Chi sono i jihadisti provenienti da Tunisi che da vent'anni fanno base in Italia
Anis Amri compiva reati comuni in Sicilia. Ma dagli anni 90 c’è un triangolo oscuro Milano-Brianza-Cremona. Reti e (poche) espulsioni.
Milano. La nostra intelligence nega che il super ricercato Anis Amri, il tunisino ritenuto l’autore della strage di Berlino si sia radicalizzato nelle carceri italiane. Eppure, sbarcato nel 2011 a Lampedusa, gli investigatori che si occupavano di immigrazione clandestina se lo ricordano bene. Stazza da pugile, entrava e usciva dalle carceri siciliane per reati comuni. Bisogna chiedersi come mai, una volta espulso ma respinto dalle autorità tunisine, sia finito in Germania. E’ ancora presto per conoscere a ritroso tutti i suoi movimenti in Italia e capire dove e quando sia scattata la molla che ha convertito un criminale comune all’islamismo, ma dobbiamo porci qualche domanda sul fronte tunisino che in Lombardia – fra Milano, Cremona e la Brianza – è sempre stato attivo, sin dagli anni 90. La cronologia delle indagini, degli arresti e delle espulsioni riguarda diversi gruppi tunisini che ruotavano intorno alla moschea di viale Jenner, crocevia per i combattenti che andavano e venivano da Afghanistan, Bosnia, Iraq.

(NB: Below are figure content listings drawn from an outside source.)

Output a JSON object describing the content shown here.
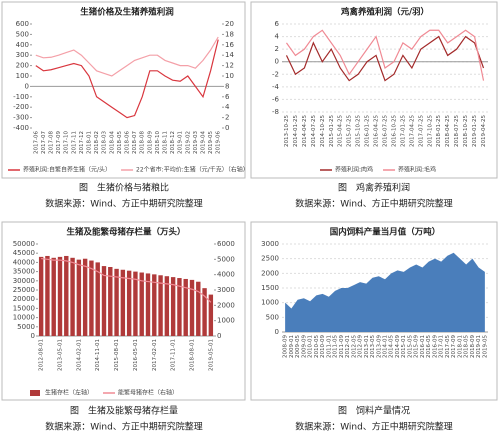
{
  "chart_data": [
    {
      "type": "line",
      "title": "生猪价格及生猪养殖利润",
      "categories": [
        "2017-06",
        "2017-07",
        "2017-08",
        "2017-09",
        "2017-10",
        "2017-11",
        "2017-12",
        "2018-01",
        "2018-02",
        "2018-03",
        "2018-04",
        "2018-05",
        "2018-06",
        "2018-07",
        "2018-08",
        "2018-09",
        "2018-10",
        "2018-11",
        "2018-12",
        "2019-01",
        "2019-02",
        "2019-03",
        "2019-04",
        "2019-05",
        "2019-06"
      ],
      "ylim": [
        -400,
        600
      ],
      "yticks": [
        -400,
        -300,
        -200,
        -100,
        0,
        100,
        200,
        300,
        400,
        500,
        600
      ],
      "y2lim": [
        0,
        20
      ],
      "y2ticks": [
        0,
        2,
        4,
        6,
        8,
        10,
        12,
        14,
        16,
        18,
        20
      ],
      "grid": false,
      "series": [
        {
          "name": "养殖利润:自繁自养生猪（元/头）",
          "color": "#d9363e",
          "values": [
            200,
            150,
            160,
            180,
            200,
            220,
            200,
            100,
            -100,
            -150,
            -200,
            -250,
            -300,
            -280,
            -100,
            150,
            150,
            100,
            60,
            50,
            100,
            0,
            -100,
            150,
            450
          ]
        },
        {
          "name": "22个省市:平均价:生猪（元/千克）（右轴）",
          "color": "#f4a0a8",
          "axis": "y2",
          "values": [
            14,
            13.5,
            13.6,
            14,
            14.5,
            15,
            14,
            12.5,
            11,
            10.5,
            10,
            11,
            12,
            13,
            13.5,
            14,
            14,
            13,
            12.5,
            12,
            12,
            11.5,
            13,
            15,
            17.5
          ]
        }
      ]
    },
    {
      "type": "line",
      "title": "鸡禽养殖利润（元/羽）",
      "categories": [
        "2013-10-25",
        "2014-01-25",
        "2014-04-25",
        "2014-07-25",
        "2014-10-25",
        "2015-01-25",
        "2015-04-25",
        "2015-07-25",
        "2015-10-25",
        "2016-01-25",
        "2016-04-25",
        "2016-07-25",
        "2016-10-25",
        "2017-01-25",
        "2017-04-25",
        "2017-07-25",
        "2017-10-25",
        "2018-01-25",
        "2018-04-25",
        "2018-07-25",
        "2018-10-25",
        "2019-01-25",
        "2019-04-25"
      ],
      "ylim": [
        -8,
        6
      ],
      "yticks": [
        -8,
        -6,
        -4,
        -2,
        0,
        2,
        4,
        6
      ],
      "grid": true,
      "series": [
        {
          "name": "养殖利润:肉鸡",
          "color": "#a32a2a",
          "values": [
            1,
            -2,
            -1,
            3,
            0,
            2,
            -1,
            -3,
            -2,
            0,
            1,
            -3,
            -2,
            1,
            -1,
            2,
            3,
            4,
            1,
            2,
            4,
            3,
            -1
          ]
        },
        {
          "name": "养殖利润:毛鸡",
          "color": "#f08a94",
          "values": [
            3,
            1,
            2,
            4,
            5,
            3,
            1,
            -2,
            0,
            2,
            4,
            -1,
            0,
            3,
            2,
            4,
            5,
            5,
            3,
            4,
            5,
            4,
            -3
          ]
        }
      ]
    },
    {
      "type": "bar",
      "title": "生猪及能繁母猪存栏量（万头）",
      "categories": [
        "2012-08-01",
        null,
        null,
        "2013-05-01",
        null,
        null,
        "2014-02-01",
        null,
        null,
        "2014-11-01",
        null,
        null,
        "2015-08-01",
        null,
        null,
        "2016-05-01",
        null,
        null,
        "2017-02-01",
        null,
        null,
        "2017-11-01",
        null,
        null,
        "2018-08-01",
        null,
        null,
        "2019-05-01"
      ],
      "ylim": [
        0,
        50000
      ],
      "yticks": [
        0,
        5000,
        10000,
        15000,
        20000,
        25000,
        30000,
        35000,
        40000,
        45000,
        50000
      ],
      "y2lim": [
        0,
        6000
      ],
      "y2ticks": [
        0,
        1000,
        2000,
        3000,
        4000,
        5000,
        6000
      ],
      "grid": false,
      "series": [
        {
          "name": "生猪存栏（左轴）",
          "color": "#b03a3a",
          "values": [
            43000,
            43500,
            42500,
            43000,
            43500,
            42500,
            41500,
            42000,
            41000,
            40000,
            38000,
            37500,
            36500,
            36000,
            35500,
            35000,
            34500,
            34000,
            33500,
            33000,
            32500,
            32000,
            31500,
            31000,
            30500,
            29500,
            26000,
            22500
          ]
        },
        {
          "name": "能繁母猪存栏（右轴）",
          "color": "#f08a94",
          "axis": "y2",
          "style": "line",
          "values": [
            5050,
            5000,
            4950,
            4950,
            4900,
            4800,
            4650,
            4550,
            4400,
            4200,
            3950,
            3900,
            3850,
            3800,
            3750,
            3700,
            3600,
            3550,
            3500,
            3450,
            3400,
            3350,
            3250,
            3150,
            3050,
            2900,
            2600,
            2200
          ]
        }
      ]
    },
    {
      "type": "area",
      "title": "国内饲料产量当月值（万吨）",
      "categories": [
        "2008-09",
        "2009-01",
        "2009-05",
        "2009-09",
        "2010-01",
        "2010-05",
        "2010-09",
        "2011-01",
        "2011-05",
        "2011-09",
        "2012-01",
        "2012-05",
        "2012-09",
        "2013-01",
        "2013-05",
        "2013-09",
        "2014-01",
        "2014-05",
        "2014-09",
        "2015-01",
        "2015-05",
        "2015-09",
        "2016-01",
        "2016-05",
        "2016-09",
        "2017-01",
        "2017-05",
        "2017-09",
        "2018-01",
        "2018-05",
        "2018-09",
        "2019-01",
        "2019-05"
      ],
      "ylim": [
        0,
        3000
      ],
      "yticks": [
        0,
        500,
        1000,
        1500,
        2000,
        2500,
        3000
      ],
      "grid": true,
      "series": [
        {
          "name": "国内饲料产量当月值",
          "color": "#4a7ebb",
          "values": [
            1000,
            800,
            1100,
            1150,
            1050,
            1250,
            1300,
            1200,
            1400,
            1500,
            1500,
            1600,
            1700,
            1650,
            1850,
            1900,
            1800,
            2000,
            2100,
            2050,
            2200,
            2300,
            2200,
            2400,
            2500,
            2400,
            2600,
            2700,
            2500,
            2300,
            2500,
            2200,
            2050
          ]
        }
      ]
    }
  ],
  "captions": [
    {
      "figure": "图　生猪价格与猪粮比",
      "source": "数据来源：Wind、方正中期研究院整理"
    },
    {
      "figure": "图　鸡禽养殖利润",
      "source": "数据来源：Wind、方正中期研究院整理"
    },
    {
      "figure": "图　生猪及能繁母猪存栏量",
      "source": "数据来源：Wind、方正中期研究院整理"
    },
    {
      "figure": "图　饲料产量情况",
      "source": "数据来源：Wind、方正中期研究院整理"
    }
  ]
}
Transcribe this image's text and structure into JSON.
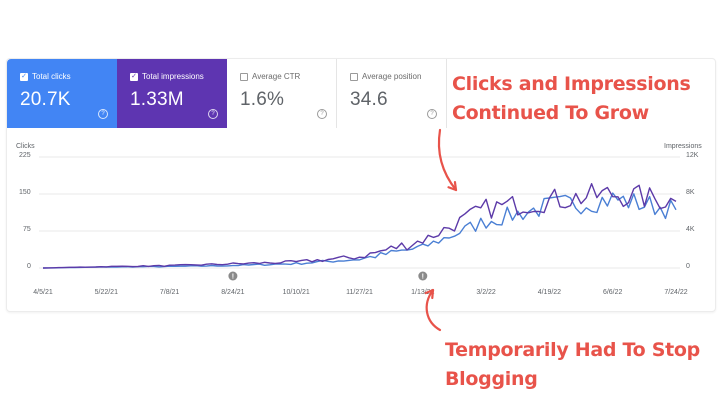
{
  "metrics": {
    "clicks": {
      "label": "Total clicks",
      "value": "20.7K",
      "checked": true
    },
    "impressions": {
      "label": "Total impressions",
      "value": "1.33M",
      "checked": true
    },
    "ctr": {
      "label": "Average CTR",
      "value": "1.6%",
      "checked": false
    },
    "position": {
      "label": "Average position",
      "value": "34.6",
      "checked": false
    },
    "help_glyph": "?"
  },
  "chart": {
    "left_title": "Clicks",
    "right_title": "Impressions",
    "left_ticks": [
      "225",
      "150",
      "75",
      "0"
    ],
    "right_ticks": [
      "12K",
      "8K",
      "4K",
      "0"
    ],
    "x_ticks": [
      "4/5/21",
      "5/22/21",
      "7/8/21",
      "8/24/21",
      "10/10/21",
      "11/27/21",
      "1/13/22",
      "3/2/22",
      "4/19/22",
      "6/6/22",
      "7/24/22"
    ],
    "marker_glyph": "!"
  },
  "chart_data": {
    "type": "line",
    "x": [
      "4/5/21",
      "5/22/21",
      "7/8/21",
      "8/24/21",
      "10/10/21",
      "11/27/21",
      "1/13/22",
      "3/2/22",
      "4/19/22",
      "6/6/22",
      "7/24/22"
    ],
    "series": [
      {
        "name": "Clicks",
        "axis": "left",
        "color": "#4a7fd4",
        "values": [
          0,
          2,
          3,
          5,
          9,
          18,
          42,
          95,
          125,
          140,
          118
        ]
      },
      {
        "name": "Impressions",
        "axis": "right",
        "color": "#5c3aa8",
        "values": [
          0,
          150,
          250,
          450,
          650,
          1200,
          3000,
          6400,
          7300,
          8000,
          7200
        ]
      }
    ],
    "ylim_left": [
      0,
      225
    ],
    "ylim_right": [
      0,
      12000
    ],
    "annotation_markers": [
      "8/24/21",
      "1/13/22"
    ]
  },
  "annotations": {
    "grow": [
      "Clicks and Impressions",
      "Continued To Grow"
    ],
    "stop": [
      "Temporarily Had To Stop",
      "Blogging"
    ],
    "color": "#e8534a"
  }
}
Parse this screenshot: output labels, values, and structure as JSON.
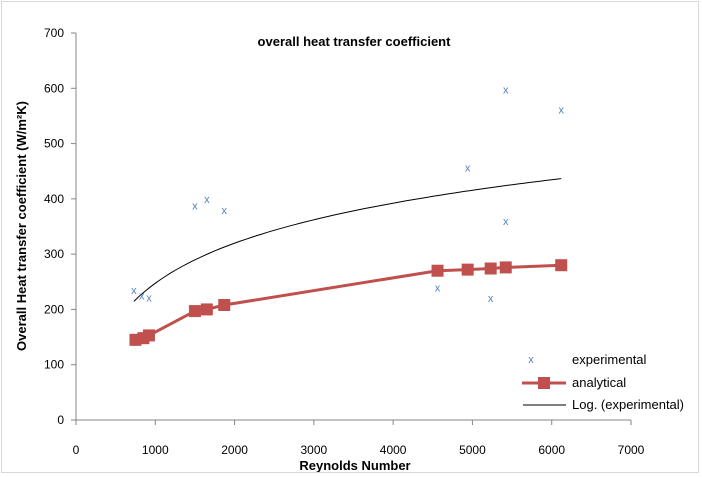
{
  "chart_data": {
    "type": "scatter",
    "title": "overall heat transfer coefficient",
    "xlabel": "Reynolds Number",
    "ylabel": "Overall Heat transfer coefficient (W/m²K)",
    "xlim": [
      0,
      7000
    ],
    "ylim": [
      0,
      700
    ],
    "xticks": [
      0,
      1000,
      2000,
      3000,
      4000,
      5000,
      6000,
      7000
    ],
    "yticks": [
      0,
      100,
      200,
      300,
      400,
      500,
      600,
      700
    ],
    "grid": false,
    "legend_position": "bottom-right",
    "series": [
      {
        "name": "experimental",
        "kind": "scatter",
        "marker": "x",
        "color": "#4f81bd",
        "points": [
          [
            730,
            235
          ],
          [
            830,
            225
          ],
          [
            920,
            222
          ],
          [
            1500,
            388
          ],
          [
            1650,
            400
          ],
          [
            1870,
            380
          ],
          [
            4560,
            240
          ],
          [
            4940,
            457
          ],
          [
            5230,
            221
          ],
          [
            5420,
            598
          ],
          [
            5420,
            360
          ],
          [
            6120,
            562
          ]
        ]
      },
      {
        "name": "analytical",
        "kind": "line",
        "marker": "square",
        "color": "#c0504d",
        "points": [
          [
            750,
            145
          ],
          [
            850,
            148
          ],
          [
            920,
            153
          ],
          [
            1500,
            197
          ],
          [
            1650,
            200
          ],
          [
            1870,
            208
          ],
          [
            4560,
            270
          ],
          [
            4940,
            272
          ],
          [
            5230,
            274
          ],
          [
            5420,
            276
          ],
          [
            6120,
            280
          ]
        ]
      },
      {
        "name": "Log. (experimental)",
        "kind": "trendline",
        "color": "#000000",
        "fit": {
          "a": 104.5,
          "b": -474.5,
          "x_from": 730,
          "x_to": 6120
        }
      }
    ]
  }
}
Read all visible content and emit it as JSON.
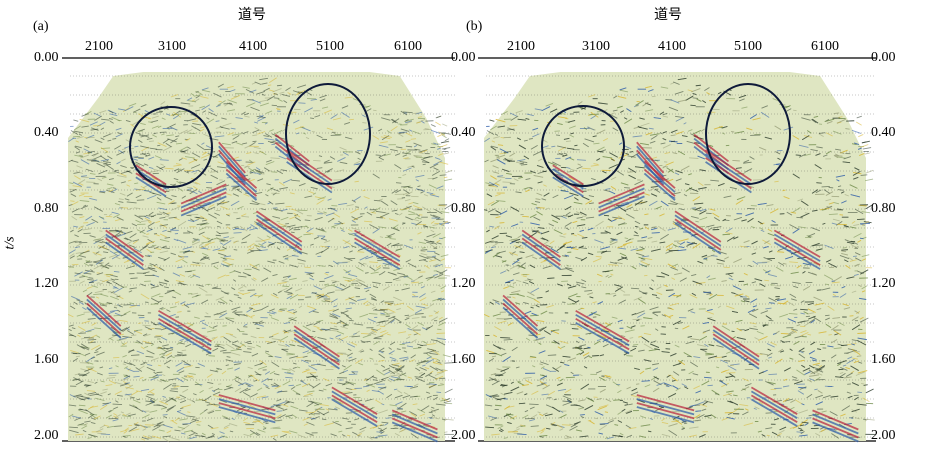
{
  "figure": {
    "ylabel": "t/s",
    "ticks_top": [
      "2100",
      "3100",
      "4100",
      "5100",
      "6100"
    ],
    "ticks_y": [
      "0.00",
      "0.40",
      "0.80",
      "1.20",
      "1.60",
      "2.00"
    ],
    "panels": [
      {
        "tag": "(a)",
        "xlabel": "道号"
      },
      {
        "tag": "(b)",
        "xlabel": "道号"
      }
    ]
  },
  "colors": {
    "background_section": "#dfe6c2",
    "wiggle_dark": "#2a3a2a",
    "event_red": "#b8203a",
    "event_blue": "#2a5aa8",
    "event_yellow": "#d8b530",
    "circle": "#0e1a3a"
  }
}
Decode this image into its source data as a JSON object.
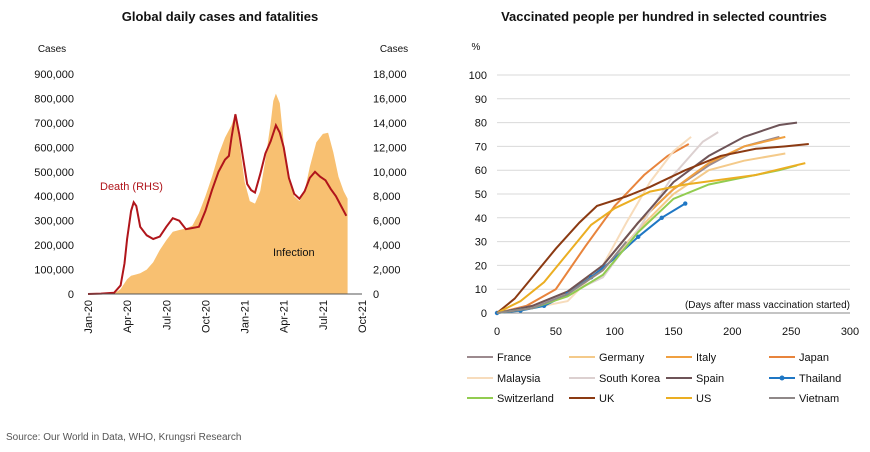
{
  "source": "Source: Our World in Data, WHO, Krungsri Research",
  "chart_data": [
    {
      "type": "area",
      "title": "Global daily cases and fatalities",
      "y_left_label": "Cases",
      "y_right_label": "Cases",
      "x_ticks": [
        "Jan-20",
        "Apr-20",
        "Jul-20",
        "Oct-20",
        "Jan-21",
        "Apr-21",
        "Jul-21",
        "Oct-21"
      ],
      "x_range": [
        0,
        21
      ],
      "y_left": {
        "ylim": [
          0,
          900000
        ],
        "ticks": [
          "0",
          "100,000",
          "200,000",
          "300,000",
          "400,000",
          "500,000",
          "600,000",
          "700,000",
          "800,000",
          "900,000"
        ]
      },
      "y_right": {
        "ylim": [
          0,
          18000
        ],
        "ticks": [
          "0",
          "2,000",
          "4,000",
          "6,000",
          "8,000",
          "10,000",
          "12,000",
          "14,000",
          "16,000",
          "18,000"
        ]
      },
      "series": [
        {
          "name": "Infection",
          "axis": "left",
          "color": "#F8C071",
          "points": [
            [
              0,
              0
            ],
            [
              1,
              500
            ],
            [
              2,
              2000
            ],
            [
              2.5,
              20000
            ],
            [
              3,
              60000
            ],
            [
              3.3,
              75000
            ],
            [
              3.7,
              80000
            ],
            [
              4,
              85000
            ],
            [
              4.5,
              100000
            ],
            [
              5,
              130000
            ],
            [
              5.5,
              180000
            ],
            [
              6,
              220000
            ],
            [
              6.5,
              255000
            ],
            [
              7,
              262000
            ],
            [
              7.5,
              268000
            ],
            [
              8,
              280000
            ],
            [
              8.5,
              330000
            ],
            [
              9,
              400000
            ],
            [
              9.5,
              480000
            ],
            [
              10,
              570000
            ],
            [
              10.5,
              640000
            ],
            [
              11,
              690000
            ],
            [
              11.3,
              740000
            ],
            [
              11.7,
              580000
            ],
            [
              12,
              460000
            ],
            [
              12.4,
              380000
            ],
            [
              12.8,
              370000
            ],
            [
              13.2,
              420000
            ],
            [
              13.6,
              550000
            ],
            [
              14,
              700000
            ],
            [
              14.2,
              790000
            ],
            [
              14.4,
              820000
            ],
            [
              14.7,
              780000
            ],
            [
              15,
              620000
            ],
            [
              15.4,
              480000
            ],
            [
              15.8,
              400000
            ],
            [
              16.2,
              380000
            ],
            [
              16.6,
              420000
            ],
            [
              17,
              520000
            ],
            [
              17.5,
              620000
            ],
            [
              18,
              655000
            ],
            [
              18.4,
              660000
            ],
            [
              18.8,
              580000
            ],
            [
              19.2,
              480000
            ],
            [
              19.6,
              420000
            ],
            [
              19.9,
              390000
            ]
          ]
        },
        {
          "name": "Death (RHS)",
          "axis": "right",
          "color": "#B0151B",
          "points": [
            [
              0,
              0
            ],
            [
              1,
              30
            ],
            [
              2,
              100
            ],
            [
              2.5,
              700
            ],
            [
              2.8,
              2500
            ],
            [
              3,
              4500
            ],
            [
              3.3,
              6800
            ],
            [
              3.5,
              7500
            ],
            [
              3.7,
              7200
            ],
            [
              4,
              5500
            ],
            [
              4.5,
              4800
            ],
            [
              5,
              4500
            ],
            [
              5.5,
              4700
            ],
            [
              6,
              5500
            ],
            [
              6.5,
              6200
            ],
            [
              7,
              6000
            ],
            [
              7.5,
              5300
            ],
            [
              8,
              5400
            ],
            [
              8.5,
              5500
            ],
            [
              9,
              6800
            ],
            [
              9.5,
              8500
            ],
            [
              10,
              10000
            ],
            [
              10.5,
              11000
            ],
            [
              10.8,
              11300
            ],
            [
              11,
              12800
            ],
            [
              11.3,
              14700
            ],
            [
              11.6,
              13000
            ],
            [
              11.9,
              11000
            ],
            [
              12.2,
              9000
            ],
            [
              12.5,
              8500
            ],
            [
              12.8,
              8300
            ],
            [
              13.2,
              9800
            ],
            [
              13.6,
              11500
            ],
            [
              14,
              12500
            ],
            [
              14.4,
              13800
            ],
            [
              14.7,
              13200
            ],
            [
              15,
              12000
            ],
            [
              15.4,
              9500
            ],
            [
              15.8,
              8200
            ],
            [
              16.2,
              7800
            ],
            [
              16.6,
              8400
            ],
            [
              17,
              9500
            ],
            [
              17.4,
              10000
            ],
            [
              17.8,
              9600
            ],
            [
              18.2,
              9300
            ],
            [
              18.6,
              8600
            ],
            [
              19,
              8000
            ],
            [
              19.4,
              7200
            ],
            [
              19.8,
              6400
            ]
          ]
        }
      ],
      "annotations": [
        "Death (RHS)",
        "Infection"
      ]
    },
    {
      "type": "line",
      "title": "Vaccinated people per hundred in selected countries",
      "ylabel": "%",
      "xlabel": "(Days after mass vaccination started)",
      "xlim": [
        0,
        300
      ],
      "ylim": [
        0,
        100
      ],
      "x_ticks": [
        "0",
        "50",
        "100",
        "150",
        "200",
        "250",
        "300"
      ],
      "y_ticks": [
        "0",
        "10",
        "20",
        "30",
        "40",
        "50",
        "60",
        "70",
        "80",
        "90",
        "100"
      ],
      "legend_position": "bottom",
      "series": [
        {
          "name": "France",
          "color": "#9C8A8E",
          "points": [
            [
              0,
              0
            ],
            [
              30,
              2
            ],
            [
              60,
              8
            ],
            [
              90,
              20
            ],
            [
              120,
              38
            ],
            [
              150,
              52
            ],
            [
              180,
              62
            ],
            [
              210,
              70
            ],
            [
              240,
              74
            ]
          ]
        },
        {
          "name": "Germany",
          "color": "#F4CA8A",
          "points": [
            [
              0,
              0
            ],
            [
              30,
              3
            ],
            [
              60,
              8
            ],
            [
              90,
              18
            ],
            [
              120,
              35
            ],
            [
              150,
              50
            ],
            [
              180,
              60
            ],
            [
              210,
              64
            ],
            [
              245,
              67
            ]
          ]
        },
        {
          "name": "Italy",
          "color": "#F0A040",
          "points": [
            [
              0,
              0
            ],
            [
              30,
              3
            ],
            [
              60,
              9
            ],
            [
              90,
              20
            ],
            [
              120,
              38
            ],
            [
              150,
              52
            ],
            [
              180,
              63
            ],
            [
              210,
              70
            ],
            [
              245,
              74
            ]
          ]
        },
        {
          "name": "Japan",
          "color": "#E8843C",
          "points": [
            [
              0,
              0
            ],
            [
              25,
              3
            ],
            [
              50,
              10
            ],
            [
              75,
              28
            ],
            [
              100,
              45
            ],
            [
              125,
              58
            ],
            [
              145,
              66
            ],
            [
              163,
              71
            ]
          ]
        },
        {
          "name": "Malaysia",
          "color": "#F7DCBC",
          "points": [
            [
              0,
              0
            ],
            [
              30,
              2
            ],
            [
              60,
              5
            ],
            [
              90,
              20
            ],
            [
              110,
              38
            ],
            [
              130,
              55
            ],
            [
              150,
              68
            ],
            [
              165,
              74
            ]
          ]
        },
        {
          "name": "South Korea",
          "color": "#DCD0D0",
          "points": [
            [
              0,
              0
            ],
            [
              30,
              3
            ],
            [
              60,
              8
            ],
            [
              90,
              15
            ],
            [
              120,
              35
            ],
            [
              150,
              58
            ],
            [
              175,
              72
            ],
            [
              188,
              76
            ]
          ]
        },
        {
          "name": "Spain",
          "color": "#6E5458",
          "points": [
            [
              0,
              0
            ],
            [
              30,
              3
            ],
            [
              60,
              9
            ],
            [
              90,
              20
            ],
            [
              120,
              38
            ],
            [
              150,
              55
            ],
            [
              180,
              66
            ],
            [
              210,
              74
            ],
            [
              240,
              79
            ],
            [
              255,
              80
            ]
          ]
        },
        {
          "name": "Thailand",
          "color": "#1F77C4",
          "marker": true,
          "points": [
            [
              0,
              0
            ],
            [
              20,
              1
            ],
            [
              40,
              3
            ],
            [
              60,
              8
            ],
            [
              80,
              15
            ],
            [
              100,
              23
            ],
            [
              120,
              32
            ],
            [
              140,
              40
            ],
            [
              160,
              46
            ]
          ]
        },
        {
          "name": "Switzerland",
          "color": "#92CC50",
          "points": [
            [
              0,
              0
            ],
            [
              30,
              2
            ],
            [
              60,
              7
            ],
            [
              90,
              16
            ],
            [
              120,
              34
            ],
            [
              150,
              48
            ],
            [
              180,
              54
            ],
            [
              210,
              57
            ],
            [
              240,
              60
            ],
            [
              255,
              62
            ]
          ]
        },
        {
          "name": "UK",
          "color": "#8B3A12",
          "points": [
            [
              0,
              0
            ],
            [
              15,
              6
            ],
            [
              30,
              15
            ],
            [
              50,
              27
            ],
            [
              70,
              38
            ],
            [
              85,
              45
            ],
            [
              110,
              49
            ],
            [
              130,
              53
            ],
            [
              160,
              60
            ],
            [
              190,
              66
            ],
            [
              220,
              69
            ],
            [
              245,
              70
            ],
            [
              265,
              71
            ]
          ]
        },
        {
          "name": "US",
          "color": "#EBAE22",
          "points": [
            [
              0,
              0
            ],
            [
              20,
              5
            ],
            [
              40,
              13
            ],
            [
              60,
              25
            ],
            [
              80,
              37
            ],
            [
              100,
              44
            ],
            [
              130,
              51
            ],
            [
              160,
              54
            ],
            [
              190,
              56
            ],
            [
              220,
              58
            ],
            [
              245,
              61
            ],
            [
              262,
              63
            ]
          ]
        },
        {
          "name": "Vietnam",
          "color": "#8F8888",
          "points": [
            [
              0,
              0
            ],
            [
              30,
              2
            ],
            [
              60,
              8
            ],
            [
              90,
              18
            ],
            [
              110,
              30
            ]
          ]
        }
      ]
    }
  ]
}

E dimostra l’iperattività di tunisini, spesso contigui ai marocchini, nelle reti integraliste. Come il gruppo di Ansar al Sharia, poi finito nelle file dell’Is in Libia. Fra loro c’era anche Fezzani, attivo in Italia tra il 1997 e il 2001. Allora non era una figura di primo piano, ma poi in Libia ha scalato i vertici dell’Is. Detenuto a Guantanamo, tornò in Italia nel 2009 ed espulso nel 2012. Nel 2014 Fezzani è stato condannato definitivamente a Milano per associazione a delinquere con finalità di terrorismo. E infine preso recentemente in Somalia. E anche se la nuova leva dei terroristi è di persone di seconda generazione, forse c’è stata in qualche caso una staffetta con i primi combattenti.
Infatti un tunisino espulso a Como recentemente perché faceva propaganda per l’Is è finito anche lui nelle indagini sui gruppi della galassia di Al Qaeda che operava fra Como, Gallarate e Varese. Secondo gli inquirenti Mohamed Belgacem Belhadj avrebbe combattuto nei Balcani. Dopo trent’anni in Italia, pare avesse rapporti con reclutatori in Svizzera. Gli investigatori che se ne occuparono allora, negli anni 90, erano convinti che fosse stato espulso: invece viveva ancora in Italia. Poi tantissimi che facevano e fanno attività logistiche finalizzate a supportare il jihad con documenti falsi, alloggi, finanziamenti.
E’ impressionante vedere l’elenco degli arrestati, espulsi che sono in maggioranza della stessa nazionalità. Nel gennaio del 2015 è stato espulso da Novara Ben Salah Brahim, poi seguito dalla moglie immortalata con il velo integrale mentre si recava all’aeroporto. Due tunisini trovati nel settembre del 2015 fra i profughi in Sicilia avevano rapporti con le milizie dell’Is. Sahbi Chriaa, 37 anni, tunisino nato a Montreuil e residente a Bordeaux, arrestato il 10 gennaio scorso per resistenza alla polizia. Espulso dall’Italia, si era radicalizzato in carcere, in Francia, ma anche in Italia sono tantissimi i tunisini finiti in galera per spaccio o reati minori e poi confluiti nella rete integralista dentro le celle. E ancora: è tunisino il giovane spirante martire che voleva andare in Siria, grazie alla rete albanese, salvato dai genitori, che era stato indottrinato via Skype dal cugino poi morto in Siria. Insomma l’elenco è lungo (dopo la rivoluzione dei gelsomini, nel 2011 sono arrivati 22 mila tunisini in Italia) ma a a differenza degli anni 90 sono soprattutto giovani che si radicalizzano in poco tempo.
Ma c’è un filo rosso che lega le cellule della galassia di Al Qaeda del passato ai lupi solitari del presente. La paura dei tunisini, noti per essere i più accaniti nelle trincee e meno sul fronte dell’ideologia è tale che recentemente è partito un allarme sulle occupazioni abusive dei tunisini nel ghetto del quadrilatero di San Siro, dove il viavai viene sorvegliato dai servizi segreti perché si teme possano creare enclave islamiste negli alloggi popolari, dove ci si affida al racket degli appartamenti sfitti gestiti da maghrebini.